Nun kann man freilich nicht gleichzeitig katholisch sein und Apostat. Die Apostasie trennt von der katholischen Kirche. Somit kann man auch nicht gleichzeitig der katholischen Kirche und der „Konziliaren Kirche“ angehören, von den Einzelfällen einer rein äußerlichen Zugehörigkeit in „gutem Glauben“ einmal abgesehen. Wie gerade die Verhandlungen der „Piusbruderschaft“ mit dem „konziliaren Rom“ in den letzten Jahren und Jahrzehnten gezeigt haben, fordert die „Konziliare Kirche“ die Apostasie als conditio sine qua non für die Zugehörigkeit zu ihr auch unerbittlich ein. Nach wie vor beharrt der „Glaubenspräfekt“ Müller darauf, daß die „Piusbruderschaft“ die „lehrmäßige Präambel“ zu unterfertigen habe, in welcher sie sich zu den apostatischen Lehren des „II. Vatikanums“ und den Einrichtungen der „Konziliaren Kirche“ zu bekennen habe, namentlich dem „Novus Ordo Missae“ und dem „neuen Kirchenrecht“, ehe man sie zur „vollen Gemeinschaft“ mit Neurom zulassen kann. Damit wird nebenbei auch eindeutig klar, daß es sich bei der „Konziliaren Kirche“ sehr wohl um eine real existierende eigene Gesellschaft handelt, die von der katholischen Kirche verschieden ist.

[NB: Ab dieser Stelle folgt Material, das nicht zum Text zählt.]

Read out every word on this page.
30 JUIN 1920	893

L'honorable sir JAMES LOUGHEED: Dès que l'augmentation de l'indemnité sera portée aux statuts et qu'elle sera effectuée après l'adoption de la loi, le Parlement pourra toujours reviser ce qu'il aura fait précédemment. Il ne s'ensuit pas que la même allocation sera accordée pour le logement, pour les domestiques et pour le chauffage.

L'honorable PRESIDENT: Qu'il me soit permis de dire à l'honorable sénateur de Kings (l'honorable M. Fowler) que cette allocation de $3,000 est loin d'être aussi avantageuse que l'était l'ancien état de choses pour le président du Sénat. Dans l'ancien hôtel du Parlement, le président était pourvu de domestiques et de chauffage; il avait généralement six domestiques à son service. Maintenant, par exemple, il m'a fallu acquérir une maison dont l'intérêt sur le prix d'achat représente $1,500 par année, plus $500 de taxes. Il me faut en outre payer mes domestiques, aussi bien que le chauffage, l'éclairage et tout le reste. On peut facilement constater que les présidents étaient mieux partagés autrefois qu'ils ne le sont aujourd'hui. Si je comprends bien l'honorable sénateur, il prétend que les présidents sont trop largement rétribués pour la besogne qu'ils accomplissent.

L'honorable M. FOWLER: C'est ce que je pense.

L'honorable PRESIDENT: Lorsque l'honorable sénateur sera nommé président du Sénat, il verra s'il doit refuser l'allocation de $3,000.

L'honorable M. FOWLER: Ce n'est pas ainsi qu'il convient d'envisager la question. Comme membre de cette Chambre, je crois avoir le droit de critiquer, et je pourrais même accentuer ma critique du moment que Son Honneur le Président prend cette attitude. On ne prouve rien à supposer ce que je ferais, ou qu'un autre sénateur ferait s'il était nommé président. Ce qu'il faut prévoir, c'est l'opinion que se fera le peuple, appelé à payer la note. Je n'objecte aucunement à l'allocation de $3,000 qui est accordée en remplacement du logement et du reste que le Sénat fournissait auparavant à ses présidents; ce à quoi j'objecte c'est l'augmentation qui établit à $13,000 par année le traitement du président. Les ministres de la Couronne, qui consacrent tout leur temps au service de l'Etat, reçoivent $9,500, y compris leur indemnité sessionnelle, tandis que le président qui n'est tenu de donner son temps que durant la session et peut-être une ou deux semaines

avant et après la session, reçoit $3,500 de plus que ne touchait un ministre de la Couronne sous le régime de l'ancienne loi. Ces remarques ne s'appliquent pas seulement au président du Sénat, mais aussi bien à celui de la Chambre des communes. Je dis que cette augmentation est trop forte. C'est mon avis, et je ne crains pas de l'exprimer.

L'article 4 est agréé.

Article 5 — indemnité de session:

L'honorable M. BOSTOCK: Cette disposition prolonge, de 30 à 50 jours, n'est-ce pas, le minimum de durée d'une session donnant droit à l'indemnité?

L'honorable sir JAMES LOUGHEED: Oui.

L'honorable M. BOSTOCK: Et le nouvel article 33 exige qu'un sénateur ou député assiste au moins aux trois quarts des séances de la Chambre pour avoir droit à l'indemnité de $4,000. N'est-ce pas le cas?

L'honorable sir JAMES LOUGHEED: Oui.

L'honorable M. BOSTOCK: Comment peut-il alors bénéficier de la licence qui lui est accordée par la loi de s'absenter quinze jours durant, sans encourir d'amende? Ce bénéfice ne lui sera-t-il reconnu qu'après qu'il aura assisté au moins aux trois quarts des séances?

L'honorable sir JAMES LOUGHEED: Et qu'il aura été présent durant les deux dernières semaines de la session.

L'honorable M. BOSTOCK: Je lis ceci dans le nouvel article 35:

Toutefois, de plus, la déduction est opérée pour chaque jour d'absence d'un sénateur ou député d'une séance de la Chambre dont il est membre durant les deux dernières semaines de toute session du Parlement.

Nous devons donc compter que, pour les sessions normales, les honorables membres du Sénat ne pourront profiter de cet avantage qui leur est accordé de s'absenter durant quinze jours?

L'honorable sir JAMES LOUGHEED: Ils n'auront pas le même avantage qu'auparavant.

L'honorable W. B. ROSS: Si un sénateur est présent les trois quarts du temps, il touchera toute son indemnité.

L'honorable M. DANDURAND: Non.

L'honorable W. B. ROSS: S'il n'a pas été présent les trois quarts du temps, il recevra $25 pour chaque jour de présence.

Doch welcher Natur ist diese „Konziliare Kirche“ nun genau? Wir haben soeben gesehen, daß ihr Wesen die Apostasie ist. Wie wir bereits in unserem Beitrag „Siamesische Kirchen“ dargelegt haben, ist ihr Prinzip die Negation, die Leugnung und Tilgung all dessen, was die katholische Kirche ausmacht. „Das 'Vatikanum II' mit seinen Lehren der Religionsfreiheit und des Ökumenismus ist wesentlich Leugnung der wahren Kirche Christi“, schrieben wir damals, „der 'Novus Ordo' ist wesentlich Leugnung der göttlichen Liturgie und die konziliaren Päpste mit ihren Privat-Theologien sind wesentlich Leugnung des unfehlbaren Lehramtes.“ Wie also könnte man eine wahre „Gegen-Kirche“ noch besser beschreiben?
6. Wir wissen aus der Heiligen Schrift, daß auch der Teufel seine Kirche hat, die „Synagoge Satans“, die er gegen die Kirche Gottes stellt. Als „Affe Gottes“ ahmt er Gott nach und verkehrt als „Diabolos“ gleichzeitig alles ins Gegenteil. Während die Kirche Gottes eine ist und auf der einen Wahrheit des Glaubens beruht, welche durch ihr eines Lehramt verkündet wird, herrscht in der „Synagoge Satans“ der Pluralismus, die „Vielfalt in der Einheit“. Dabei besteht die Einheit vor allem darin, gegen Gott und Seine heilige Kirche zu kämpfen. Abgesehen davon aber gibt es eine Vielzahl von „Kirchen“, Sekten, Gemeinschaften, die sich teils sogar gegenseitig bekämpfen, die zwar oft Gegner sind, aber keine Feinde. Der eigentliche Feind ist nach wie vor die makellose Braut Christi, die Kirche. Es handelt sich um eine wahre „Gegen-Kirche“, weil sie gegen die Kirche Gottes kämpft. Ihre Lehren sind Irrtümer aller Art – und davon gibt es eben im Gegensatz zur Wahrheit, die nur eine sein kann, sehr viele –, ihr „Lehramt“ sind die „falschen Propheten“.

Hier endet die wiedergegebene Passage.